A recent CNN poll found that two-thirds of Americans think money corrupts politics. Here in Arizona, Republicans have introduced HB 2213 that seeks to increase campaign contributions tenfold. This bill will raise the individual contribution limit from $488 to $5,000. It would raise the amount that a political committee can give to a legislative candidate to $25,000. Republicans believe the Golden Rule of "He who has the gold makes the rules." Where does that leave you?
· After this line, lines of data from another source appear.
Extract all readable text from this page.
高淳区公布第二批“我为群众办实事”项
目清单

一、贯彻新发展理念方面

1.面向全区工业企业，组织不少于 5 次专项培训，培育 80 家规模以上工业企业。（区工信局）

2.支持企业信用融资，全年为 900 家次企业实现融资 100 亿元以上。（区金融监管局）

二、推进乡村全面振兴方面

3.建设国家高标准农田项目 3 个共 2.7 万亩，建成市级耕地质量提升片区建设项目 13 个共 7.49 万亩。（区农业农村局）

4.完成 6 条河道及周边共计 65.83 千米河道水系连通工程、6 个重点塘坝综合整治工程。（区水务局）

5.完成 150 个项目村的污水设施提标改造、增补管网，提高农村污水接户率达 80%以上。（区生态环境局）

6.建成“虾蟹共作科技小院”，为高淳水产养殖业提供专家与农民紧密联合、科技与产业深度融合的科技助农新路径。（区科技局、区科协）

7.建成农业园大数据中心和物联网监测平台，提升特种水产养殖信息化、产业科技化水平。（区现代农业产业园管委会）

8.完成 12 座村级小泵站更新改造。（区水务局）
In another effort to stifle the voice of the people, Arizona Republicans introduced HB 2020 that increases by 60 percent the number of signatures required to initiate a citizen recall of a state legislator. Currently, you need only 10 percent of the total number of ballots cast in the previous election to initiate a recall. Interestingly, the same people who support HB 2020 are the same people who doubted we'd collect enough signatures to recall Pearce. Yet now that Pearce lost, they want to make recalls more difficult and it's all because they didn't like the outcome. That's not honoring the Constitution or respecting the will of the people. It's sour grapes from sore losers who want to weaken your voice.
By opening the floodgates to special interest money and by drastically decreasing the probability of a recall, these out-of-touch legislators will continue to turn their backs on voters and continue making Arizona what comedian Jon Stewart calls "the meth lab of Democracy." There are more important issues to work on, like creating jobs, growing businesses, and restoring our state to world-class competitiveness rather than worrying about fundraising or recalls. It's clear they are their own highest priority.
• Andrew Sherwood is Democratic Party district chairman for Arizona's Legislative District 18.